In the space context, we can see that China is gearing up for space exports. These countries are among the world's leading exporters of turnkey satellites. China builds satellites, launches satellites, designs satellites, trains ground personnel, constructs ground facilities, and conducts space launches. Oh, and by the way, they insure everything for one low price, which is typically lower than what Airbus, Boeing, United Launch Alliance, or even SpaceX can do.

Therefore, for many countries, especially less developed ones, China has been a great benefit in terms of enabling them to participate in the world's space capacity.aAs we watch China try to put its people, humans, on the moon, we see a new moon race emerging, but one of the interesting things to think about here is again about norms and standards. It is. Who creates the rules for international space traffic management?

What will happen to industry standards for critical technologies like microchips? Dean argues:

Currently, the US military is not the world's largest consumer of microchips. Apple, Microsoft, Google Android phones, Samsung, and Chinese manufacturers are by far the biggest consumers of chips. So the standards built into that Patriot, that Hellfire, that harpoon tip are often off-the-shelf products. And security standards and other things may be tested, especially when it comes to proprietary and sensitive stuff.

But the chips, a commodity that make up the bulk of the chips in any system, are subject to manufacturing and other tolerances that are likely the same as the chips that go into cars or mobile phones, including iPhones. . Therefore, from a national security perspective, if China succeeds in establishing a framework and context, it will have downstream effects. And the really scary thing to think about here is that it may not be very visible.

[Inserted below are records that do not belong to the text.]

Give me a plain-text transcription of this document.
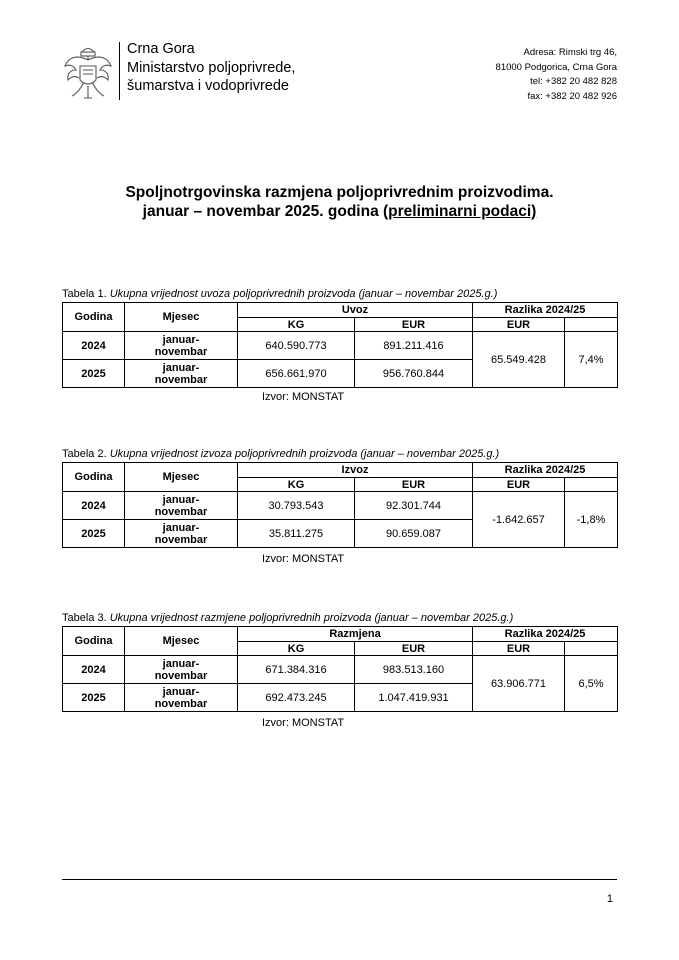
Crna Gora
Ministarstvo poljoprivrede,
šumarstva i vodoprivrede
Adresa: Rimski trg 46,
81000 Podgorica, Crna Gora
tel: +382 20 482 828
fax: +382 20 482 926
Spoljnotrgovinska razmjena poljoprivrednim proizvodima.
januar – novembar 2025. godina (preliminarni podaci)
Tabela 1. Ukupna vrijednost uvoza poljoprivrednih proizvoda (januar – novembar 2025.g.)
Godina	Mjesec	Uvoz		Razlika 2024/25	
		KG	EUR	EUR	
2024	januar-
novembar	640.590.773	891.211.416	65.549.428	7,4%
2025	januar-
novembar	656.661.970	956.760.844		
Izvor: MONSTAT
Tabela 2. Ukupna vrijednost izvoza poljoprivrednih proizvoda (januar – novembar 2025.g.)
Godina	Mjesec	Izvoz		Razlika 2024/25	
		KG	EUR	EUR	
2024	januar-
novembar	30.793.543	92.301.744	-1.642.657	-1,8%
2025	januar-
novembar	35.811.275	90.659.087		
Izvor: MONSTAT
Tabela 3. Ukupna vrijednost razmjene poljoprivrednih proizvoda (januar – novembar 2025.g.)
Godina	Mjesec	Razmjena		Razlika 2024/25	
		KG	EUR	EUR	
2024	januar-
novembar	671.384.316	983.513.160	63.906.771	6,5%
2025	januar-
novembar	692.473.245	1.047.419.931		
Izvor: MONSTAT
1
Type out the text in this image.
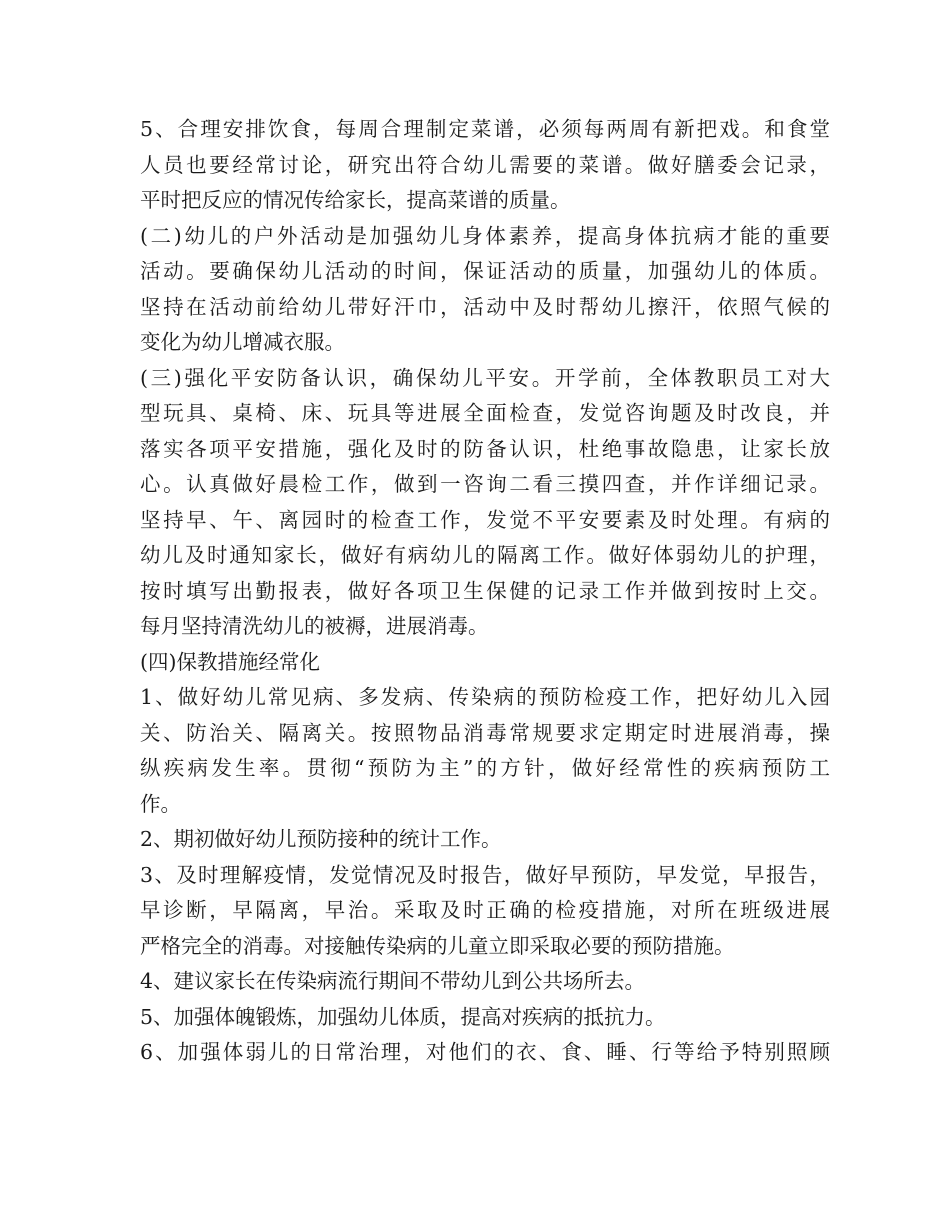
5、合理安排饮食，每周合理制定菜谱，必须每两周有新把戏。和食堂
人员也要经常讨论，研究出符合幼儿需要的菜谱。做好膳委会记录，
平时把反应的情况传给家长，提高菜谱的质量。
(二)幼儿的户外活动是加强幼儿身体素养，提高身体抗病才能的重要
活动。要确保幼儿活动的时间，保证活动的质量，加强幼儿的体质。
坚持在活动前给幼儿带好汗巾，活动中及时帮幼儿擦汗，依照气候的
变化为幼儿增减衣服。
(三)强化平安防备认识，确保幼儿平安。开学前，全体教职员工对大
型玩具、桌椅、床、玩具等进展全面检查，发觉咨询题及时改良，并
落实各项平安措施，强化及时的防备认识，杜绝事故隐患，让家长放
心。认真做好晨检工作，做到一咨询二看三摸四查，并作详细记录。
坚持早、午、离园时的检查工作，发觉不平安要素及时处理。有病的
幼儿及时通知家长，做好有病幼儿的隔离工作。做好体弱幼儿的护理，
按时填写出勤报表，做好各项卫生保健的记录工作并做到按时上交。
每月坚持清洗幼儿的被褥，进展消毒。
(四)保教措施经常化
1、做好幼儿常见病、多发病、传染病的预防检疫工作，把好幼儿入园
关、防治关、隔离关。按照物品消毒常规要求定期定时进展消毒，操
纵疾病发生率。贯彻“预防为主”的方针，做好经常性的疾病预防工
作。
2、期初做好幼儿预防接种的统计工作。
3、及时理解疫情，发觉情况及时报告，做好早预防，早发觉，早报告，
早诊断，早隔离，早治。采取及时正确的检疫措施，对所在班级进展
严格完全的消毒。对接触传染病的儿童立即采取必要的预防措施。
4、建议家长在传染病流行期间不带幼儿到公共场所去。
5、加强体魄锻炼，加强幼儿体质，提高对疾病的抵抗力。
6、加强体弱儿的日常治理，对他们的衣、食、睡、行等给予特别照顾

What's the old joke that fish don't know they live in water?

How much does the Department of Defense, by the way, not only our country's Department of Defense, but also the Japanese Ministry of Defense, the German Ministry of Defense, and the Polish Ministry of Defense, understand about the water supply chains that exist? ”

During the Q&A, the dean also gave some very interesting thoughts on the impact of AI and how China will use it. obviously you'll want to listen all As Dean has to say, here's the link here.

Don't miss other podcasts from LENS' 29th Annual Conference:

my fChat with CIA General Counsel Kate Heinselman can be found here.

Presentation by Brigadier General Linel LetendreGuardians of Norms and Conscience: Exploring the Legal and Ethical Frontiers of Generative AI.” found here.

Presentation by Colonel Dawn Zoldi (retired) “Domestic drones and national security” found here.

As more conference podcasts become available, they will be posted on: low fire® stay tuned!

Unless otherwise noted, conference speakers express their personal opinions and do not necessarily represent those of their employers (including the U.S. government), the Center for Law, Ethics, and National Security, Duke University, or other We do not represent the opinions of any individuals or organizations (see also below) here)

what to remember we like to say low fire®: Gather the facts, research the law, evaluate the arguments, and to decide by oneself!